A good case could be made that Entergy’s bad acts disqualify it from having the equitable relief of an injunction against the state of Vermont approved by a court. As the US Supreme Court said, the doors of the court should be closed against them.

Laches and Acquiescence

An explanation of the law regarding the equitable defense that applies when a party demonstrates a lack of diligence in enforcing a right and the party asserting the right is harmed by the delay is provided in US Supreme Court cases from 1929 and 1904 and in a Court of Appeals for the Second Circuit case from 1976.
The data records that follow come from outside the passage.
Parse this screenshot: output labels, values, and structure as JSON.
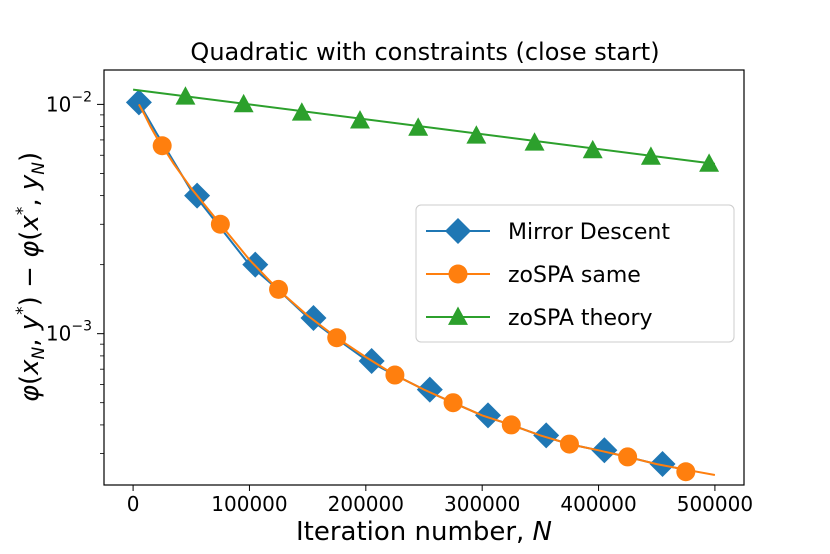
{
  "chart_data": {
    "type": "line",
    "title": "Quadratic with constraints (close start)",
    "xlabel": "Iteration number, N",
    "ylabel": "φ(x_N, y*) − φ(x*, y_N)",
    "xlim": [
      -25000,
      525000
    ],
    "ylim_log10": [
      -3.66,
      -1.85
    ],
    "yscale": "log",
    "x_ticks": [
      0,
      100000,
      200000,
      300000,
      400000,
      500000
    ],
    "x_tick_labels": [
      "0",
      "100000",
      "200000",
      "300000",
      "400000",
      "500000"
    ],
    "y_ticks": [
      0.001,
      0.01
    ],
    "y_tick_labels": [
      {
        "base": "10",
        "exp": "−3"
      },
      {
        "base": "10",
        "exp": "−2"
      }
    ],
    "legend_position": "center-right",
    "series": [
      {
        "name": "Mirror Descent",
        "color": "#1f77b4",
        "marker": "diamond",
        "line_x": [
          5000,
          10000,
          20000,
          30000,
          50000,
          75000,
          100000,
          125000,
          150000,
          175000,
          200000,
          225000,
          250000,
          275000,
          300000,
          325000,
          350000,
          375000,
          400000,
          425000,
          450000,
          475000
        ],
        "line_y": [
          0.0102,
          0.0092,
          0.0075,
          0.0062,
          0.0042,
          0.0029,
          0.002,
          0.00155,
          0.00118,
          0.00095,
          0.00077,
          0.00066,
          0.00057,
          0.0005,
          0.00044,
          0.0004,
          0.00036,
          0.00033,
          0.00031,
          0.00029,
          0.00027,
          0.000255
        ],
        "marker_x": [
          5000,
          55000,
          105000,
          155000,
          205000,
          255000,
          305000,
          355000,
          405000,
          455000
        ],
        "marker_y": [
          0.0102,
          0.004,
          0.002,
          0.00117,
          0.00076,
          0.00057,
          0.00044,
          0.00036,
          0.00031,
          0.00027
        ]
      },
      {
        "name": "zoSPA same",
        "color": "#ff7f0e",
        "marker": "circle",
        "line_x": [
          5000,
          10000,
          15000,
          20000,
          25000,
          35000,
          50000,
          75000,
          100000,
          125000,
          150000,
          175000,
          200000,
          225000,
          250000,
          275000,
          300000,
          325000,
          350000,
          375000,
          400000,
          425000,
          450000,
          475000,
          500000
        ],
        "line_y": [
          0.01,
          0.009,
          0.008,
          0.0072,
          0.0066,
          0.0055,
          0.0043,
          0.003,
          0.0021,
          0.00155,
          0.0012,
          0.00096,
          0.00079,
          0.00066,
          0.00057,
          0.0005,
          0.00044,
          0.0004,
          0.00036,
          0.00033,
          0.00031,
          0.00029,
          0.00027,
          0.000255,
          0.000242
        ],
        "marker_x": [
          25000,
          75000,
          125000,
          175000,
          225000,
          275000,
          325000,
          375000,
          425000,
          475000
        ],
        "marker_y": [
          0.0066,
          0.003,
          0.00156,
          0.00096,
          0.00066,
          0.0005,
          0.0004,
          0.00033,
          0.00029,
          0.00025
        ]
      },
      {
        "name": "zoSPA theory",
        "color": "#2ca02c",
        "marker": "triangle",
        "line_x": [
          0,
          500000
        ],
        "line_y": [
          0.0116,
          0.0055
        ],
        "marker_x": [
          45000,
          95000,
          145000,
          195000,
          245000,
          295000,
          345000,
          395000,
          445000,
          495000
        ],
        "marker_y": [
          0.0108,
          0.01,
          0.0092,
          0.0085,
          0.0079,
          0.0073,
          0.0068,
          0.0063,
          0.0059,
          0.0055
        ]
      }
    ]
  }
}
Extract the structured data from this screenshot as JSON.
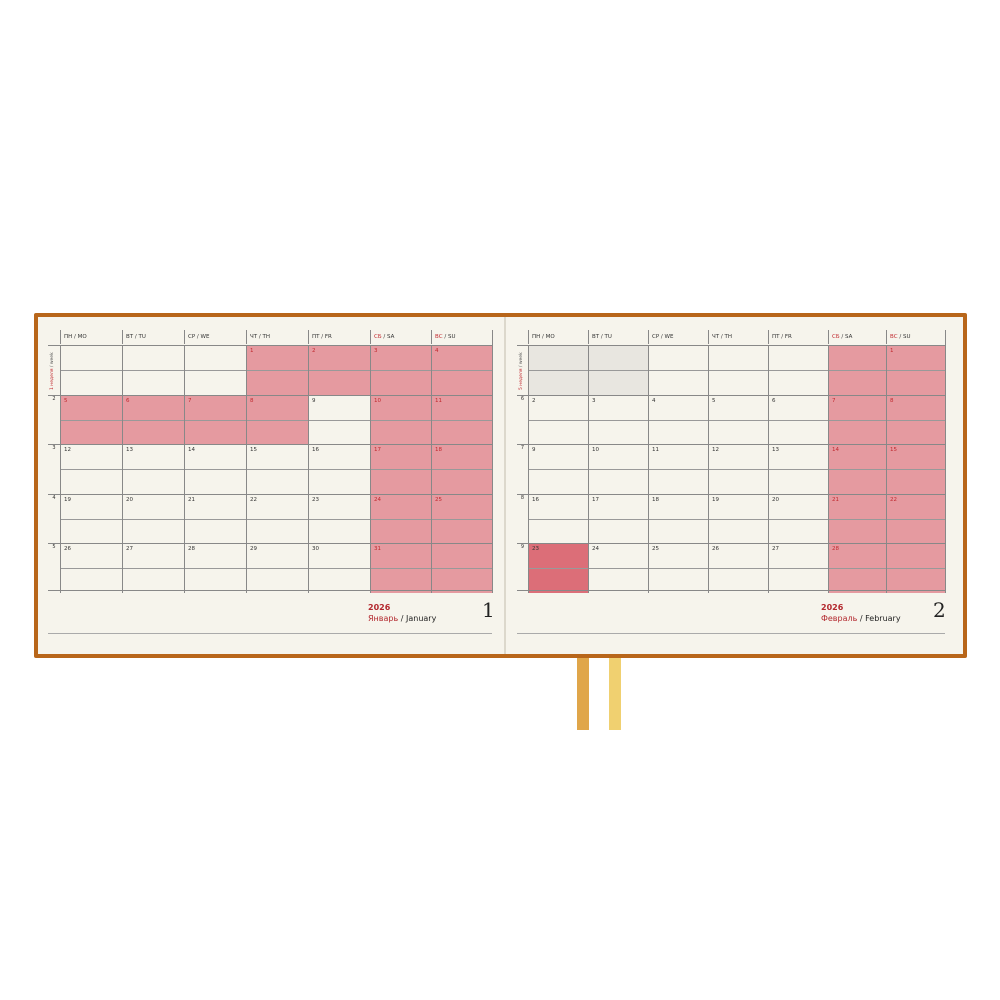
{
  "day_headers": [
    {
      "ru": "ПН",
      "en": "MO",
      "weekend": false
    },
    {
      "ru": "ВТ",
      "en": "TU",
      "weekend": false
    },
    {
      "ru": "СР",
      "en": "WE",
      "weekend": false
    },
    {
      "ru": "ЧТ",
      "en": "TH",
      "weekend": false
    },
    {
      "ru": "ПТ",
      "en": "FR",
      "weekend": false
    },
    {
      "ru": "СБ",
      "en": "SA",
      "weekend": true
    },
    {
      "ru": "ВС",
      "en": "SU",
      "weekend": true
    }
  ],
  "colors": {
    "cover": "#b8661a",
    "page": "#f6f4ec",
    "holiday": "#e59aa0",
    "accent": "#c0282e",
    "ribbon1": "#e0a64a",
    "ribbon2": "#f0d070"
  },
  "pages": [
    {
      "year": "2026",
      "month_ru": "Январь",
      "month_en": "January",
      "page_number": "1",
      "first_week_label_ru": "1 неделя",
      "first_week_label_en": "week",
      "week_numbers": [
        "",
        "2",
        "3",
        "4",
        "5"
      ],
      "weeks": [
        [
          null,
          null,
          null,
          1,
          2,
          3,
          4
        ],
        [
          5,
          6,
          7,
          8,
          9,
          10,
          11
        ],
        [
          12,
          13,
          14,
          15,
          16,
          17,
          18
        ],
        [
          19,
          20,
          21,
          22,
          23,
          24,
          25
        ],
        [
          26,
          27,
          28,
          29,
          30,
          31,
          null
        ]
      ],
      "holidays": [
        1,
        2,
        3,
        4,
        5,
        6,
        7,
        8,
        10,
        11,
        17,
        18,
        24,
        25,
        31
      ],
      "pink_empty": [
        [
          4,
          6
        ]
      ],
      "grey_empty": []
    },
    {
      "year": "2026",
      "month_ru": "Февраль",
      "month_en": "February",
      "page_number": "2",
      "first_week_label_ru": "5 неделя",
      "first_week_label_en": "week",
      "week_numbers": [
        "",
        "6",
        "7",
        "8",
        "9"
      ],
      "weeks": [
        [
          null,
          null,
          null,
          null,
          null,
          null,
          1
        ],
        [
          2,
          3,
          4,
          5,
          6,
          7,
          8
        ],
        [
          9,
          10,
          11,
          12,
          13,
          14,
          15
        ],
        [
          16,
          17,
          18,
          19,
          20,
          21,
          22
        ],
        [
          23,
          24,
          25,
          26,
          27,
          28,
          null
        ]
      ],
      "holidays": [
        1,
        7,
        8,
        14,
        15,
        21,
        22,
        23,
        28
      ],
      "pink_empty": [
        [
          0,
          5
        ],
        [
          4,
          6
        ]
      ],
      "grey_empty": [
        [
          0,
          0
        ],
        [
          0,
          1
        ]
      ]
    }
  ]
}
Entergy now claims that it has the right to operate Vermont Yankee after 2012 based on federal preemption and Entergy seeks an injunction to prevent operation of Vermont law and to stop Vermont officials from acting to close the plant on March 21, 2012. However, not only did Entergy fail to assert its alleged right to federal preemption for the past ten years, and not only did Entergy acquiesce to the alleged wrong for all that time, Entergy actively engaged from 2001 (before it even bought the plant) until now with the Vermont Department of Public Service and the Vermont Public Service Board and got vast benefit from its engagement. Its undue delay in asserting its alleged right to claim federal preemption could mean that Entergy gave up on its right, if indeed it ever had one.

Furthermore, five years ago the legislature adopted Act 160 which Entergy now says revoked its obligations under the MOU. At the time Entergy did not oppose the legislation, it passed the House 130-0, and Governor Jim Douglas signed. Entergy made no announcement that the legislation repudiated the MOU. Entergy took no legal action to secure its alleged right to be free of the conditions in the MOU from 2006 until now. During this time Entergy continued to participate in PSB and legislative hearings.
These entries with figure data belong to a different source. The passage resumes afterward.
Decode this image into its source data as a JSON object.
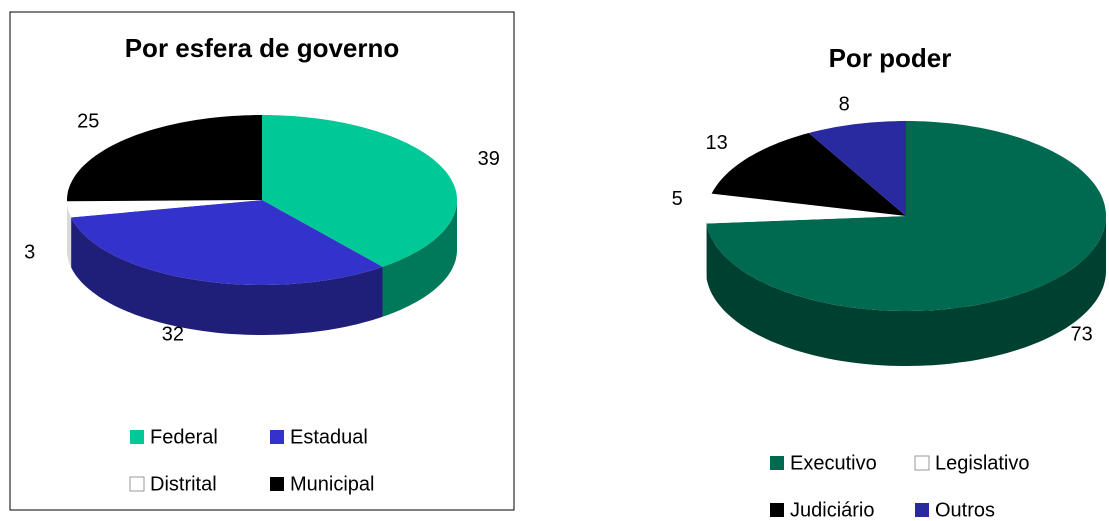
{
  "chart_data": [
    {
      "type": "pie3d",
      "title": "Por esfera de governo",
      "categories": [
        "Federal",
        "Estadual",
        "Distrital",
        "Municipal"
      ],
      "values": [
        39,
        32,
        3,
        25
      ],
      "colors": [
        "#00c896",
        "#3333cc",
        "#ffffff",
        "#000000"
      ]
    },
    {
      "type": "pie3d",
      "title": "Por poder",
      "categories": [
        "Executivo",
        "Legislativo",
        "Judiciário",
        "Outros"
      ],
      "values": [
        73,
        5,
        13,
        8
      ],
      "colors": [
        "#006a50",
        "#ffffff",
        "#000000",
        "#2a2aa0"
      ]
    }
  ]
}
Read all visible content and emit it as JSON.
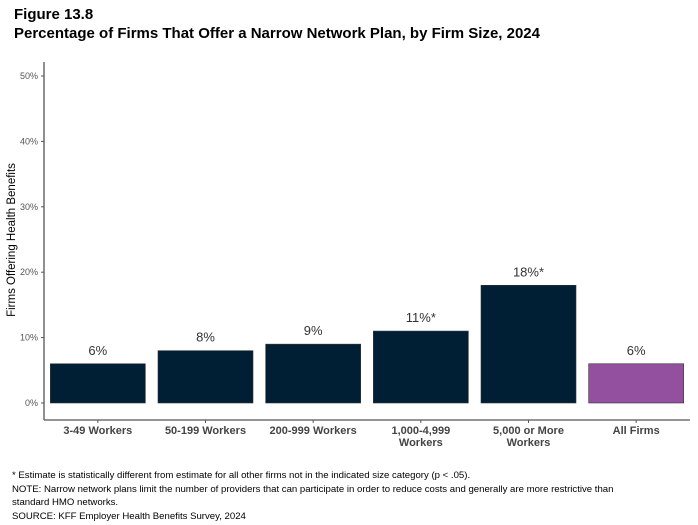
{
  "figure_label": "Figure 13.8",
  "title": "Percentage of Firms That Offer a Narrow Network Plan, by Firm Size, 2024",
  "chart_data": {
    "type": "bar",
    "title": "Percentage of Firms That Offer a Narrow Network Plan, by Firm Size, 2024",
    "xlabel": "",
    "ylabel": "Firms Offering Health Benefits",
    "ylim": [
      0,
      50
    ],
    "yticks": [
      0,
      10,
      20,
      30,
      40,
      50
    ],
    "ytick_labels": [
      "0%",
      "10%",
      "20%",
      "30%",
      "40%",
      "50%"
    ],
    "grid": false,
    "categories": [
      [
        "3-49 Workers"
      ],
      [
        "50-199 Workers"
      ],
      [
        "200-999 Workers"
      ],
      [
        "1,000-4,999",
        "Workers"
      ],
      [
        "5,000 or More",
        "Workers"
      ],
      [
        "All Firms"
      ]
    ],
    "values": [
      6,
      8,
      9,
      11,
      18,
      6
    ],
    "data_labels": [
      "6%",
      "8%",
      "9%",
      "11%*",
      "18%*",
      "6%"
    ],
    "colors": [
      "#001f35",
      "#001f35",
      "#001f35",
      "#001f35",
      "#001f35",
      "#93509f"
    ]
  },
  "notes": [
    "* Estimate is statistically different from estimate for all other firms not in the indicated size category (p < .05).",
    "NOTE: Narrow network plans limit the number of providers that can participate in order to reduce costs and generally are more restrictive than",
    "standard HMO networks.",
    "SOURCE: KFF Employer Health Benefits Survey, 2024"
  ]
}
Also during this time the legislature, voters in Vermont towns, agencies, such as the PSB, and public interest organizations and civic minded individuals spent countless hours working to close Vermont Yankee in reliance on the enforceability of the MOU, in reliance on the enforceability of the 2006 statute, and in reliance on the state of Vermont having a say in all but safety matters.

In view of its inaction to assert and defend both its supposed right to federal preemption and its supposed claim that the state had repudiated the MOU in 2006, and in view of the reliance on the MOU and the 2006 statute by state officials and members of the public that the state has authority over non-health related matters at Vermont Yankee nuclear plant, Entergy may have a difficult time explaining why it did not give up its right to claim that the state has no authority when it waited so long to assert this claim.
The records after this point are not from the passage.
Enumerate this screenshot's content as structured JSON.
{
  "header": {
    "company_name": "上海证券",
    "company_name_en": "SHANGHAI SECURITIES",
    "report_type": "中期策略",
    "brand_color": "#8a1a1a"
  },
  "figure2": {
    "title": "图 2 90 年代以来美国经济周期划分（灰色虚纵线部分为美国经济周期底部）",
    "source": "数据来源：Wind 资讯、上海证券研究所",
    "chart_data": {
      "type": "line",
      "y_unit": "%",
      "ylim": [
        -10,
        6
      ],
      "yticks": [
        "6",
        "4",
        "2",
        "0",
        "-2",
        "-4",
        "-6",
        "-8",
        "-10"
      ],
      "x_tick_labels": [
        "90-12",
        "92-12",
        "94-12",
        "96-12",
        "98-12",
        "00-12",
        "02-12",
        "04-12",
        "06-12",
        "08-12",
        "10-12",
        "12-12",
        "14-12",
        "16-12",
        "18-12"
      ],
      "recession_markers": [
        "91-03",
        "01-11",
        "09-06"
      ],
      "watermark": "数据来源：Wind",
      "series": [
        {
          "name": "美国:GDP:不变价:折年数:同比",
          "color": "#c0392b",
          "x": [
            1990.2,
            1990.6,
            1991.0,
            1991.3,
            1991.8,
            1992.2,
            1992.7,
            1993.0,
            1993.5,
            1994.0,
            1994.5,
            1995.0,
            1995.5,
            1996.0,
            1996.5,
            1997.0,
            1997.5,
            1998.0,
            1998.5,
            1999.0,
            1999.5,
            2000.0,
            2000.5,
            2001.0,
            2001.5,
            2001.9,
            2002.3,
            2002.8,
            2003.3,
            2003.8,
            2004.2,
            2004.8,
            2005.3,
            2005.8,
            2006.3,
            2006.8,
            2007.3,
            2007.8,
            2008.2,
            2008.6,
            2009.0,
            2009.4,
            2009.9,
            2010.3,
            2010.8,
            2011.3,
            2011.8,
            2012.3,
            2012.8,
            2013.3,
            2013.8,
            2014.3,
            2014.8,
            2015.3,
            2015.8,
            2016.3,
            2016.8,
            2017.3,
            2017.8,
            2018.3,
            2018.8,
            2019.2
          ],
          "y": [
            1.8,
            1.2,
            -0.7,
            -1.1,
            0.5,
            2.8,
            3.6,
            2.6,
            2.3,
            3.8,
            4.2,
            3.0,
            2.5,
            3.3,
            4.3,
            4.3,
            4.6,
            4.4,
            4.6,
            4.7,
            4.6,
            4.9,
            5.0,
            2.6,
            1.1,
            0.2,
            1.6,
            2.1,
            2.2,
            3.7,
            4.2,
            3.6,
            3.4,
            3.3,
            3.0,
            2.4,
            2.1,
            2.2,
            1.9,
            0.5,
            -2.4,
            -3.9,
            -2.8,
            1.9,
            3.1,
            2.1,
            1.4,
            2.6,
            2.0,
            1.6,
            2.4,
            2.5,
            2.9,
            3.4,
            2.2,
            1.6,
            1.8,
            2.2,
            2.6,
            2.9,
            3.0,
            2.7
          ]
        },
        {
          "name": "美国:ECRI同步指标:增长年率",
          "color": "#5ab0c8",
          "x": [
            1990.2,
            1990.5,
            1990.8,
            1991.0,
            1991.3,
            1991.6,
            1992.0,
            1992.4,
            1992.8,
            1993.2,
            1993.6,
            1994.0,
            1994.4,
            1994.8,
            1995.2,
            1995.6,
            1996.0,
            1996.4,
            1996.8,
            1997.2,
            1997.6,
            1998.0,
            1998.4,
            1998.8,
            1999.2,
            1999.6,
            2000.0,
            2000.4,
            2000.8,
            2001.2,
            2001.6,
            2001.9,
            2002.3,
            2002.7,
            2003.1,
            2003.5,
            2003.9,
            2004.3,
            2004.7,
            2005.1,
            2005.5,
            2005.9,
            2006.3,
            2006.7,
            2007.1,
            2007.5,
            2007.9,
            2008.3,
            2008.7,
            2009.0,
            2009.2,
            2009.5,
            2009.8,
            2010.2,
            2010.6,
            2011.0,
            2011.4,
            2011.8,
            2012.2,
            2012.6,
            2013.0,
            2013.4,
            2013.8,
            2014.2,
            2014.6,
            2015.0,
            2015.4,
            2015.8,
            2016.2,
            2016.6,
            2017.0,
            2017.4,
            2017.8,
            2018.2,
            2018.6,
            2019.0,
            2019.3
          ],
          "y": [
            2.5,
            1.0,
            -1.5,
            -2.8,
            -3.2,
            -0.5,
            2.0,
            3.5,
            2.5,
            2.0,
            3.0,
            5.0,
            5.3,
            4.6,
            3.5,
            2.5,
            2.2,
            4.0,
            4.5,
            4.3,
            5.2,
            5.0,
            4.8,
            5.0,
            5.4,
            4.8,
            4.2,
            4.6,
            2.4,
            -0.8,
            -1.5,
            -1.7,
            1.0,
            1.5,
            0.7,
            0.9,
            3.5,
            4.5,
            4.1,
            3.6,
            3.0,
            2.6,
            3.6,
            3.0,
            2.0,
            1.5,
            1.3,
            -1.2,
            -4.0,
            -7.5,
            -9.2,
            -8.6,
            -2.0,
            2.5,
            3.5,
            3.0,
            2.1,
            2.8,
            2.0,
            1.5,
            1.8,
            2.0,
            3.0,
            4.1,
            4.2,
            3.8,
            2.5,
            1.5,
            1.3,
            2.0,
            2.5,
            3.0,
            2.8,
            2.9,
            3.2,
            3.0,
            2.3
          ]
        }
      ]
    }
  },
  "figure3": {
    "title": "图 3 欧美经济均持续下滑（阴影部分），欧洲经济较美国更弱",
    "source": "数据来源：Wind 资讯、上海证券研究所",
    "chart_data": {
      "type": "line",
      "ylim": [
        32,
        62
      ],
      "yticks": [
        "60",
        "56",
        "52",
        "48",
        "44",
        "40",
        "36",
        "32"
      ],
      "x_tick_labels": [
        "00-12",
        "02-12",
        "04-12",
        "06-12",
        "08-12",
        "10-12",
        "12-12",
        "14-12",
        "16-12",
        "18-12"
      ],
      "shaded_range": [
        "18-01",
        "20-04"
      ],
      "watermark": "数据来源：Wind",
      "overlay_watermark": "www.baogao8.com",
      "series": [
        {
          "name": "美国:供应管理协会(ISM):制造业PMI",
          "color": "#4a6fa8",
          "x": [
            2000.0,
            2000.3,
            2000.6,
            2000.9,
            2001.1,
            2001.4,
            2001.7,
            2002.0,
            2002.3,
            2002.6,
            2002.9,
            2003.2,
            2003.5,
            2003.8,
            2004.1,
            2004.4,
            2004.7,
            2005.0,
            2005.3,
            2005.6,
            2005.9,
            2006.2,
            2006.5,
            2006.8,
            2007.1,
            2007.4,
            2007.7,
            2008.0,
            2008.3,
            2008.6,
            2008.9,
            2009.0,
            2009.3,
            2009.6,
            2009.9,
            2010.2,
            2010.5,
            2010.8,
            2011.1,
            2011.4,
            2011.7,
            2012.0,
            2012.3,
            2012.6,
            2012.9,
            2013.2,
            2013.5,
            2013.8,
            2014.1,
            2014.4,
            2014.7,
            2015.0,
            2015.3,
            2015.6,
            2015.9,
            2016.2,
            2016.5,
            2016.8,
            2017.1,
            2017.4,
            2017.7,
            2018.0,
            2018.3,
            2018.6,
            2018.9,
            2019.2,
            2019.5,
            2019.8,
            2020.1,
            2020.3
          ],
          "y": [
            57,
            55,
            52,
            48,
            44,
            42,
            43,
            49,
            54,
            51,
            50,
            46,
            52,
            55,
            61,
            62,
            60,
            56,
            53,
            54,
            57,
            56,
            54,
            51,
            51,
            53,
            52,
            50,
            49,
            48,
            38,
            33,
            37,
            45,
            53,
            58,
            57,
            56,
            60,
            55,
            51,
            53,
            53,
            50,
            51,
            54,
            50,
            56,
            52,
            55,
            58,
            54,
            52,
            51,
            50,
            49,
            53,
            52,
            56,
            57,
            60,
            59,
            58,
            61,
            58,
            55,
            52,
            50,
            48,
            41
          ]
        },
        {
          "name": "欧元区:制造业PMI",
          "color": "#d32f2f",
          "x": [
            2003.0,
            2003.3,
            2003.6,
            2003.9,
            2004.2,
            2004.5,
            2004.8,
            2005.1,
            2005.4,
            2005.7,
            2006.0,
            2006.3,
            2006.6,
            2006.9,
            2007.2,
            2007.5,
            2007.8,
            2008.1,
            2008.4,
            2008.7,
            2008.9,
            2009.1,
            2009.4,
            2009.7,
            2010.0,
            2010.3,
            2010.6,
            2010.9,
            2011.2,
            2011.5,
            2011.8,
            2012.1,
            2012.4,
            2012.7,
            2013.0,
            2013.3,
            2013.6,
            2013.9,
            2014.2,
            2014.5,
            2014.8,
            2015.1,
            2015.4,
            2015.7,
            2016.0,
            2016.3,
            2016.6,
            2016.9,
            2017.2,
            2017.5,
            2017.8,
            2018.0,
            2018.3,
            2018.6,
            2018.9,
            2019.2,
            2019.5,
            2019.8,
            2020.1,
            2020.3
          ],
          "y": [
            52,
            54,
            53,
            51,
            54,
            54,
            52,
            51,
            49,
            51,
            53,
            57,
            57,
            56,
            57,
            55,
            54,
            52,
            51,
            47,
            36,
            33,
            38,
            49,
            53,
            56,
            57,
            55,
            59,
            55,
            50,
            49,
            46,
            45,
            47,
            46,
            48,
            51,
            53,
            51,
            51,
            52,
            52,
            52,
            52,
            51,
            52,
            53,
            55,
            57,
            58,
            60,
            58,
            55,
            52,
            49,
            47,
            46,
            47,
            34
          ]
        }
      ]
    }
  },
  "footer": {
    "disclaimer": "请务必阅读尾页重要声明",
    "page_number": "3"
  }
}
Entergy’s lawsuit is entirely without factual or legal basis. Its arguments are about as leak-tight as its tritium-spewing Vernon nuclear plant. Its public relations campaign is as honest as its testimony to the Public Service Board about the existence of underground piping. The strongest element in Entergy’s case is that it is a multi-billion dollar corporation, and the courts have been carving out inordinate rights for corporations that demolish the rights of ordinary people. But we the people of Vermont can counter even this unfair advantage using the methods handed down to us by those who founded this state and this country and those who helped expand democracy and equal rights: pulling together, building a visible grassroots campaign, and using our unlimited resource of love, compassion, faith, and courage to demand that the court dismiss Entergy’s bogus law suit and to support the excellent legal work we expect from the attorneys defending our state in the Vermont Attorney General’s office.